JR王子駅のバスのりばの地図 資料:JRバス関東

王子駅前。ここで高速バスを降りて京浜東北線、あるいは地下鉄南北線に乗り換えれば、迅速に都心に向かうことができる。降車場は写真の左手、JRの駅は写真の右手だ

王子駅の場合、JRと地下鉄の両方を利用できるので特にポイントが高い。ちなみに、ここからだと都電荒川線も利用できる。

ほかにも似たような例はいろいろある。首都高速と直結していない関越道方面に向かう高速バスは、目白通りを通って練馬ICまで行くのが通例だ。その途中で、下落合駅(西武新宿線)、あるいは練馬駅(西武池袋線。バス停でいうと練馬区役所)の近くを通る。バスを降りてから駅まで少し歩かなければならないが、いずれにしても西武線に鞍替えする方法を利用できそうだ。

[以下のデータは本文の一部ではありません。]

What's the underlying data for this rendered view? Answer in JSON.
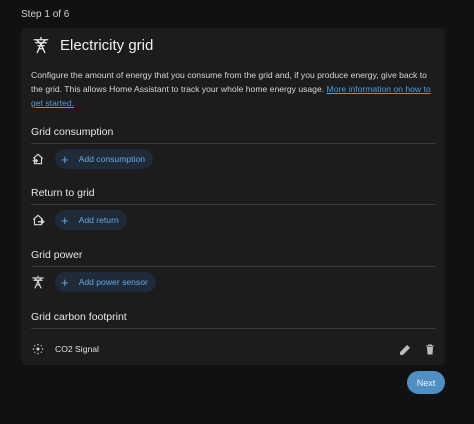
{
  "step_label": "Step 1 of 6",
  "card": {
    "title": "Electricity grid",
    "icon": "transmission-tower-icon",
    "description": "Configure the amount of energy that you consume from the grid and, if you produce energy, give back to the grid. This allows Home Assistant to track your whole home energy usage.",
    "link_text": "More information on how to get started."
  },
  "sections": {
    "consumption": {
      "title": "Grid consumption",
      "button": "Add consumption",
      "icon": "home-import-icon"
    },
    "return": {
      "title": "Return to grid",
      "button": "Add return",
      "icon": "home-export-icon"
    },
    "power": {
      "title": "Grid power",
      "button": "Add power sensor",
      "icon": "transmission-tower-icon"
    },
    "carbon": {
      "title": "Grid carbon footprint",
      "item": "CO2 Signal",
      "icon": "co2-icon"
    }
  },
  "next_label": "Next",
  "colors": {
    "accent": "#4f8fc4",
    "link": "#4a9fe0",
    "card": "#1c1c1c",
    "background": "#111111"
  }
}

また、東名高速道路の江田バス停も同様に東急田園都市線の江田駅・あざみ野駅からさほど遠くないので、東名の上り線あるいは首都高速の3号線や都心環状線が渋滞している場合、江田駅・あざみ野駅で高速バスを捨てて田園都市線に乗り換える方法を使える。

大阪では、「ドリーム号」のように千里ニュータウンを経由して高速に上がるバスがある。この場合、千里ニュータウンのバス停が北大阪急行の桃山台駅に近い。北大阪急行は地下鉄御堂筋線と直結しているから、大阪の中心部まで一直線だ。名古屋でも千種駅前(中央線・地下鉄東山線)、本山(地下鉄東山線・名城線)、星ヶ丘(地下鉄東山線)といった例がある。

駅が近いわけではないが、中央道の上り線であれば、深大寺バス停で降りると三鷹通りが近いので、そこを通る路線バスで布田・調布・吉祥寺に出ることが可能だ。同じ中央道では、府中バス停は西武多摩川線の是政あるいは競艇場前を利用できそうだが、バス停がちょうど両駅の中間位置にあり、中途半端に離れているのは否めない。それに、接続相手が西武多摩川線となると、都心に向かうには武蔵境で中央線に乗り換える必要がある。

バス停と駅が直結していないケースが含まれるものの、高速バスは代替手段を利用できる場合があることを覚えておくと便利だ。ここで紹介した例のほかにも、まだいろいろと似た話はあるはずだ。気になる方は、バス会社のWebサイトで経由地と乗り場の情報を調べてみてはいかがだろう。